Stack, 65, will transition to executive chairman and remain chief merchant, the company said. He took over the business from his dad, Dick Stack, in 1984, at age 29. He took the company public in 2002.

“This is the perfect time for this transition,” the outgoing CEO said in a statement. “We have the best management team in the company’s history, and the investments we have made in our people, our stores, and our communities are paying off.”

The announcement comes as Dick’s Sporting Goods continues to reap the benefits of consumers buying more workout gear, sporting goods and outdoor equipment during the coronavirus pandemic. Its e-commerce sales surged 95% during the third quarter, and it reported record quarterly same-store sales growth of more than 23%. The company also cited strength in the golf category.

Its shares were up 1.5% in premarket trading.

Here’s how Dick’s Sporting Goods did during its fiscal third quarter of 2020, compared with what analysts were expecting, based on Refinitiv data:

  • Earnings per share: $2.01 adjusted vs. $1.01 expected
  • Revenue: $2.41 billion vs. $2.23 billion expected
  • Same-store sales: Up 23.2% vs. growth of 14.1% expected by StreetAccount

For the quarter ended Oct. 31, Dick’s Sporting Goods’ net income grew to $177.2 million, or $1.84 a share, from $57.6 million, or 66 cents per share, a year earlier. Excluding one-time charges, the company earned $2.01 per share, better than the $1.01 expected by analysts.

Net sales climbed roughly 23% to $2.41 billion from $1.96 billion a year earlier, better than the $2.23 billion forecast by analysts.

The company said it is not offering an outlook for the remainder of the year due to the uncertainty stemming from the pandemic.

However, the company noted that, so far, “the favorable trends in our business have continued” into the fourth quarter. Through the first three weeks of the holiday quarter, it said same-store sales are up a high-teens percentage.

Dick’s Sporting Goods announced its current president, Lauren Hobart, is set to succeed Ed Stack as chief executive on Feb. 1, 2021.

Source: Dick’s Sporting Goods

Like other retailers, the company has seen its costs boosted by the pandemic. In the latest period, it incurred $48 million in costs for safety measures and additional employee compensation.

The focus for Dick’s Sporting Goods during the pandemic has been on driving sales online and encouraging shoppers to use its in-store pickup option for e-commerce purchases. During the third quarter, the company said its online sales accounted for about 21% of total net sales, up from 13% a year earlier.
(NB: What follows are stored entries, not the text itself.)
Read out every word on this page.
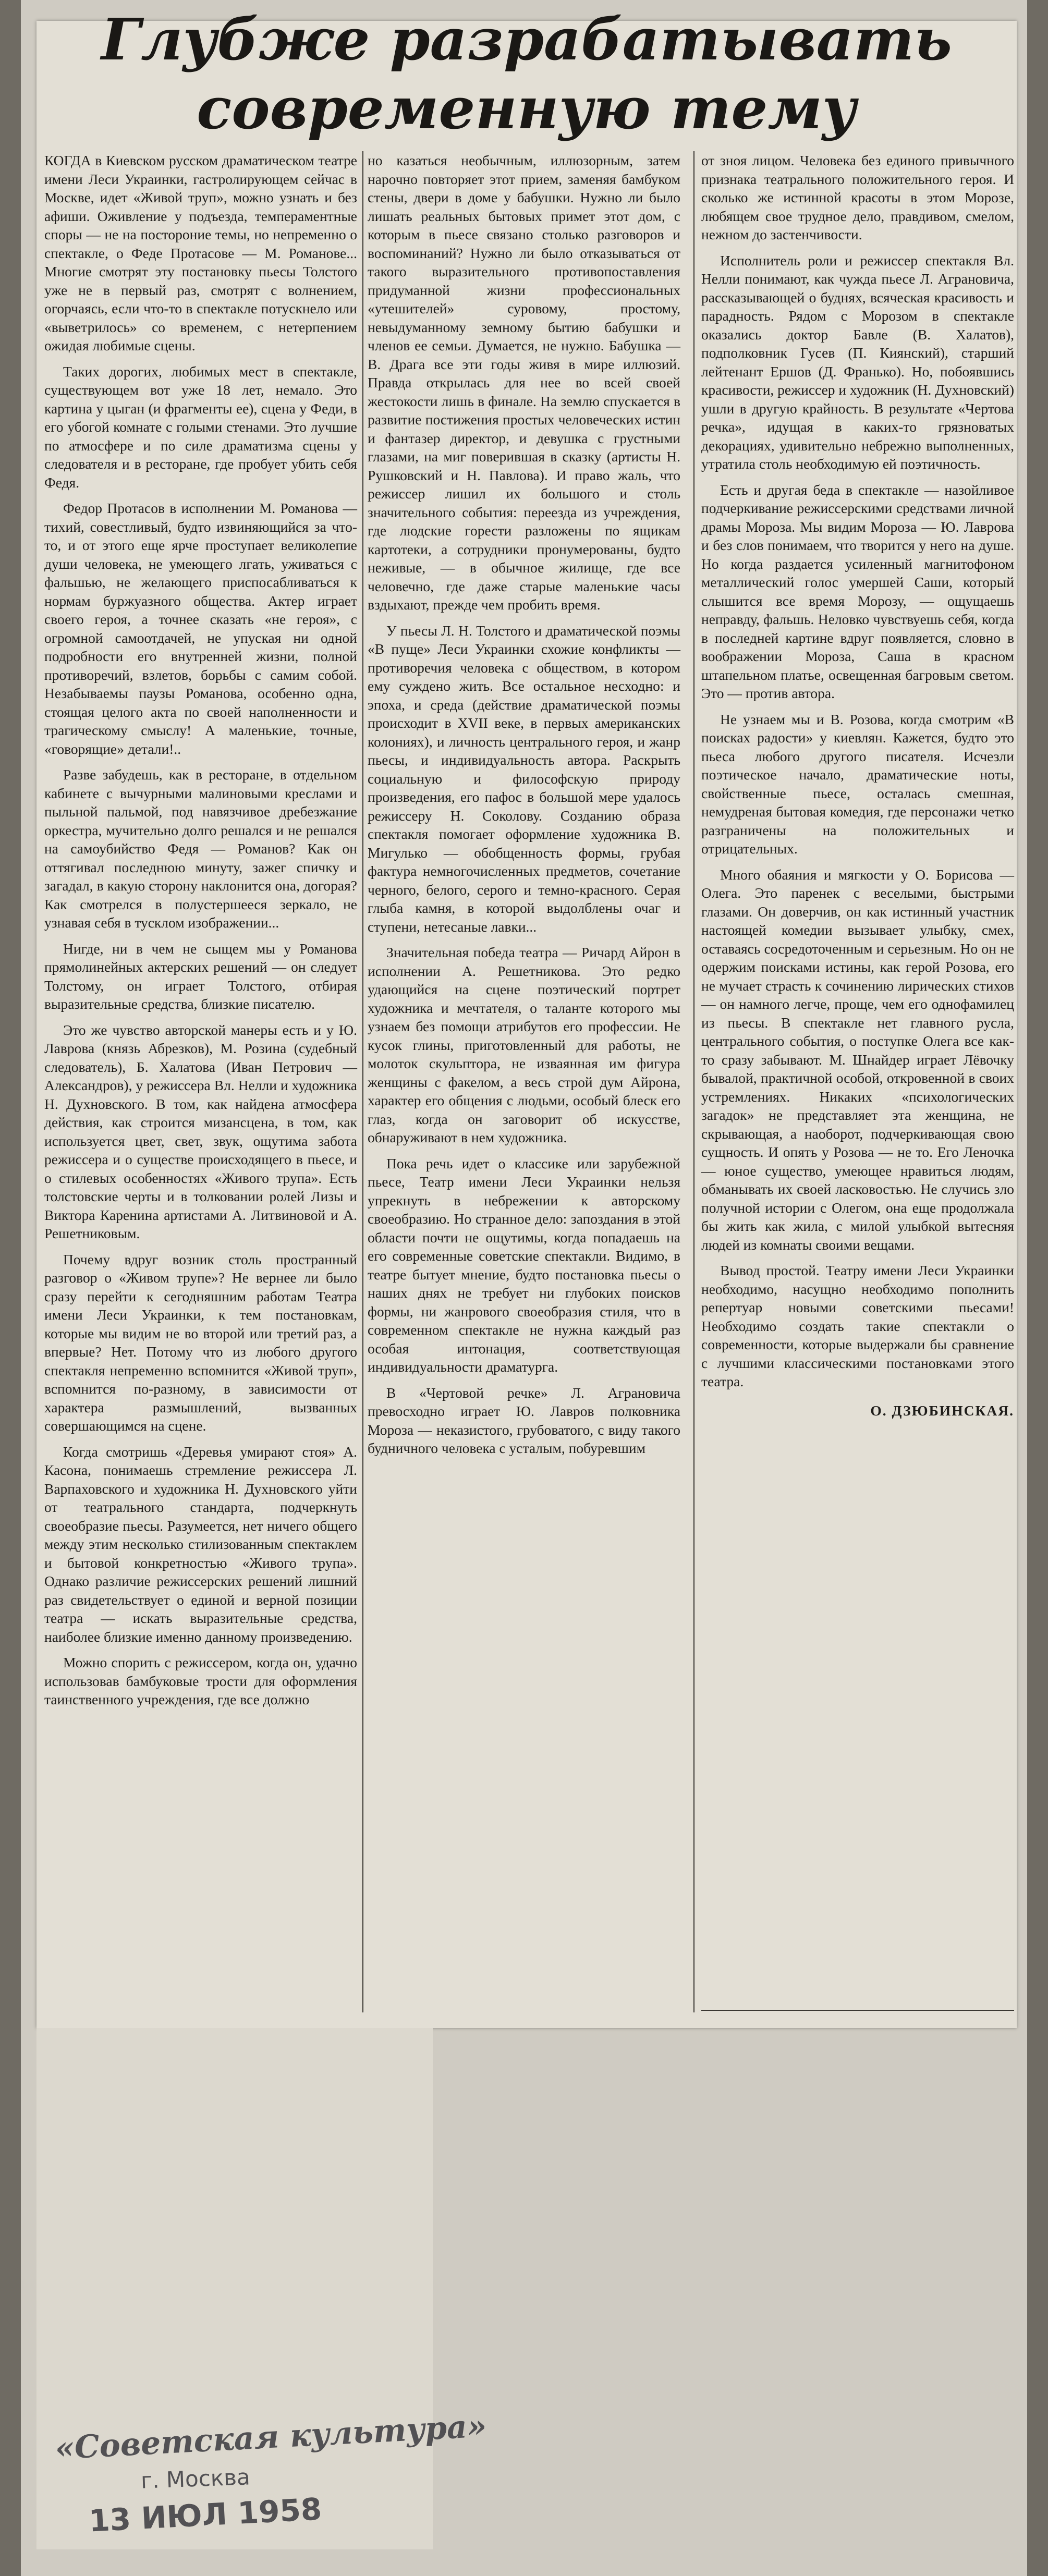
Глубже разрабатывать
современную тему

КОГДА в Киевском русском драматическом театре имени Леси Украинки, гастролирующем сейчас в Москве, идет «Живой труп», можно узнать и без афиши. Оживление у подъезда, темпераментные споры — не на постороние темы, но непременно о спектакле, о Феде Протасове — М. Романове... Многие смотрят эту постановку пьесы Толстого уже не в первый раз, смотрят с волнением, огорчаясь, если что-то в спектакле потускнело или «выветрилось» со временем, с нетерпением ожидая любимые сцены.

Таких дорогих, любимых мест в спектакле, существующем вот уже 18 лет, немало. Это картина у цыган (и фрагменты ее), сцена у Феди, в его убогой комнате с голыми стенами. Это лучшие по атмосфере и по силе драматизма сцены у следователя и в ресторане, где пробует убить себя Федя.

Федор Протасов в исполнении М. Романова — тихий, совестливый, будто извиняющийся за что-то, и от этого еще ярче проступает великолепие души человека, не умеющего лгать, уживаться с фальшью, не желающего приспосабливаться к нормам буржуазного общества. Актер играет своего героя, а точнее сказать «не героя», с огромной самоотдачей, не упуская ни одной подробности его внутренней жизни, полной противоречий, взлетов, борьбы с самим собой. Незабываемы паузы Романова, особенно одна, стоящая целого акта по своей наполненности и трагическому смыслу! А маленькие, точные, «говорящие» детали!..

Разве забудешь, как в ресторане, в отдельном кабинете с вычурными малиновыми креслами и пыльной пальмой, под навязчивое дребезжание оркестра, мучительно долго решался и не решался на самоубийство Федя — Романов? Как он оттягивал последнюю минуту, зажег спичку и загадал, в какую сторону наклонится она, догорая? Как смотрелся в полустершееся зеркало, не узнавая себя в тусклом изображении...

Нигде, ни в чем не сыщем мы у Романова прямолинейных актерских решений — он следует Толстому, он играет Толстого, отбирая выразительные средства, близкие писателю.

Это же чувство авторской манеры есть и у Ю. Лаврова (князь Абрезков), М. Розина (судебный следователь), Б. Халатова (Иван Петрович — Александров), у режиссера Вл. Нелли и художника Н. Духновского. В том, как найдена атмосфера действия, как строится мизансцена, в том, как используется цвет, свет, звук, ощутима забота режиссера и о существе происходящего в пьесе, и о стилевых особенностях «Живого трупа». Есть толстовские черты и в толковании ролей Лизы и Виктора Каренина артистами А. Литвиновой и А. Решетниковым.

Почему вдруг возник столь пространный разговор о «Живом трупе»? Не вернее ли было сразу перейти к сегодняшним работам Театра имени Леси Украинки, к тем постановкам, которые мы видим не во второй или третий раз, а впервые? Нет. Потому что из любого другого спектакля непременно вспомнится «Живой труп», вспомнится по-разному, в зависимости от характера размышлений, вызванных совершающимся на сцене.

Когда смотришь «Деревья умирают стоя» А. Касона, понимаешь стремление режиссера Л. Варпаховского и художника Н. Духновского уйти от театрального стандарта, подчеркнуть своеобразие пьесы. Разумеется, нет ничего общего между этим несколько стилизованным спектаклем и бытовой конкретностью «Живого трупа». Однако различие режиссерских решений лишний раз свидетельствует о единой и верной позиции театра — искать выразительные средства, наиболее близкие именно данному произведению.

Можно спорить с режиссером, когда он, удачно использовав бамбуковые трости для оформления таинственного учреждения, где все должно

но казаться необычным, иллюзорным, затем нарочно повторяет этот прием, заменяя бамбуком стены, двери в доме у бабушки. Нужно ли было лишать реальных бытовых примет этот дом, с которым в пьесе связано столько разговоров и воспоминаний? Нужно ли было отказываться от такого выразительного противопоставления придуманной жизни профессиональных «утешителей» суровому, простому, невыдуманному земному бытию бабушки и членов ее семьи. Думается, не нужно. Бабушка — В. Драга все эти годы живя в мире иллюзий. Правда открылась для нее во всей своей жестокости лишь в финале. На землю спускается в развитие постижения простых человеческих истин и фантазер директор, и девушка с грустными глазами, на миг поверившая в сказку (артисты Н. Рушковский и Н. Павлова). И право жаль, что режиссер лишил их большого и столь значительного события: переезда из учреждения, где людские горести разложены по ящикам картотеки, а сотрудники пронумерованы, будто неживые, — в обычное жилище, где все человечно, где даже старые маленькие часы вздыхают, прежде чем пробить время.

У пьесы Л. Н. Толстого и драматической поэмы «В пуще» Леси Украинки схожие конфликты — противоречия человека с обществом, в котором ему суждено жить. Все остальное несходно: и эпоха, и среда (действие драматической поэмы происходит в XVII веке, в первых американских колониях), и личность центрального героя, и жанр пьесы, и индивидуальность автора. Раскрыть социальную и философскую природу произведения, его пафос в большой мере удалось режиссеру Н. Соколову. Созданию образа спектакля помогает оформление художника В. Мигулько — обобщенность формы, грубая фактура немногочисленных предметов, сочетание черного, белого, серого и темно-красного. Серая глыба камня, в которой выдолблены очаг и ступени, нетесаные лавки...

Значительная победа театра — Ричард Айрон в исполнении А. Решетникова. Это редко удающийся на сцене поэтический портрет художника и мечтателя, о таланте которого мы узнаем без помощи атрибутов его профессии. Не кусок глины, приготовленный для работы, не молоток скульптора, не изваянная им фигура женщины с факелом, а весь строй дум Айрона, характер его общения с людьми, особый блеск его глаз, когда он заговорит об искусстве, обнаруживают в нем художника.

Пока речь идет о классике или зарубежной пьесе, Театр имени Леси Украинки нельзя упрекнуть в небрежении к авторскому своеобразию. Но странное дело: запоздания в этой области почти не ощутимы, когда попадаешь на его современные советские спектакли. Видимо, в театре бытует мнение, будто постановка пьесы о наших днях не требует ни глубоких поисков формы, ни жанрового своеобразия стиля, что в современном спектакле не нужна каждый раз особая интонация, соответствующая индивидуальности драматурга.

В «Чертовой речке» Л. Аграновича превосходно играет Ю. Лавров полковника Мороза — неказистого, грубоватого, с виду такого будничного человека с усталым, побуревшим

от зноя лицом. Человека без единого привычного признака театрального положительного героя. И сколько же истинной красоты в этом Морозе, любящем свое трудное дело, правдивом, смелом, нежном до застенчивости.

Исполнитель роли и режиссер спектакля Вл. Нелли понимают, как чужда пьесе Л. Аграновича, рассказывающей о буднях, всяческая красивость и парадность. Рядом с Морозом в спектакле оказались доктор Бавле (В. Халатов), подполковник Гусев (П. Киянский), старший лейтенант Ершов (Д. Франько). Но, побоявшись красивости, режиссер и художник (Н. Духновский) ушли в другую крайность. В результате «Чертова речка», идущая в каких-то грязноватых декорациях, удивительно небрежно выполненных, утратила столь необходимую ей поэтичность.

Есть и другая беда в спектакле — назойливое подчеркивание режиссерскими средствами личной драмы Мороза. Мы видим Мороза — Ю. Лаврова и без слов понимаем, что творится у него на душе. Но когда раздается усиленный магнитофоном металлический голос умершей Саши, который слышится все время Морозу, — ощущаешь неправду, фальшь. Неловко чувствуешь себя, когда в последней картине вдруг появляется, словно в воображении Мороза, Саша в красном штапельном платье, освещенная багровым светом. Это — против автора.

Не узнаем мы и В. Розова, когда смотрим «В поисках радости» у киевлян. Кажется, будто это пьеса любого другого писателя. Исчезли поэтическое начало, драматические ноты, свойственные пьесе, осталась смешная, немудреная бытовая комедия, где персонажи четко разграничены на положительных и отрицательных.

Много обаяния и мягкости у О. Борисова — Олега. Это паренек с веселыми, быстрыми глазами. Он доверчив, он как истинный участник настоящей комедии вызывает улыбку, смех, оставаясь сосредоточенным и серьезным. Но он не одержим поисками истины, как герой Розова, его не мучает страсть к сочинению лирических стихов — он намного легче, проще, чем его однофамилец из пьесы. В спектакле нет главного русла, центрального события, о поступке Олега все как-то сразу забывают. М. Шнайдер играет Лёвочку бывалой, практичной особой, откровенной в своих устремлениях. Никаких «психологических загадок» не представляет эта женщина, не скрывающая, а наоборот, подчеркивающая свою сущность. И опять у Розова — не то. Его Леночка — юное существо, умеющее нравиться людям, обманывать их своей ласковостью. Не случись зло получной истории с Олегом, она еще продолжала бы жить как жила, с милой улыбкой вытесняя людей из комнаты своими вещами.

Вывод простой. Театру имени Леси Украинки необходимо, насущно необходимо пополнить репертуар новыми советскими пьесами! Необходимо создать такие спектакли о современности, которые выдержали бы сравнение с лучшими классическими постановками этого театра.

О. ДЗЮБИНСКАЯ.
«Советская культура»
г. Москва
13 ИЮЛ 1958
Retailers are also getting better at using their stores and stock rooms to help fulfill online orders. Dick’s said its stores fulfilled about 70% of its digital purchases during the quarter.

These efforts and investments should continue as the 52-year-oldf Hobart takes the reins in early 2021.

Following stints at PepsiCo, Wells Fargo and JPMorgan, Hobart joined Dick’s in February 2011 as senior vice president and chief marketing officer, where she played a key role in helping develop and launch one of the retailer’s top private labels, CALIA by Carrie Underwood. In 2015, she was promoted to executive vice president and CMO, and then chief customer and digital officer. She was named president in May 2017, and has served on the board since January 2018.

Hobart also earlier this year joined the board of Yum Brands.

Hobart has made the women’s athletic apparel and footwear market a bigger focus at Dick’s Sporting Goods, helping to drive the launch of additional private labels. She has helped Dick’s refocus its strategy to compete against Amazon and Walmart, as a number of its sporting goods rivals — such as Sports Authority, Sport Chalet and City Sports — have filed for bankruptcy and shuttered stores in recent years.

She has helped the company refocus its inventories on key categories like youth sports, improve customer service and add in-store experiences like batting cages, to offer shoppers something they cannot find on the internet.

As of Monday’s market close, Dick’s Sporting Goods shares are up more than 18% this year, giving the company a market cap of about $5.2 billion.

Find the full press release from Dick’s Sporting Goods here.

Its shares were up 1.5% in premarket trading.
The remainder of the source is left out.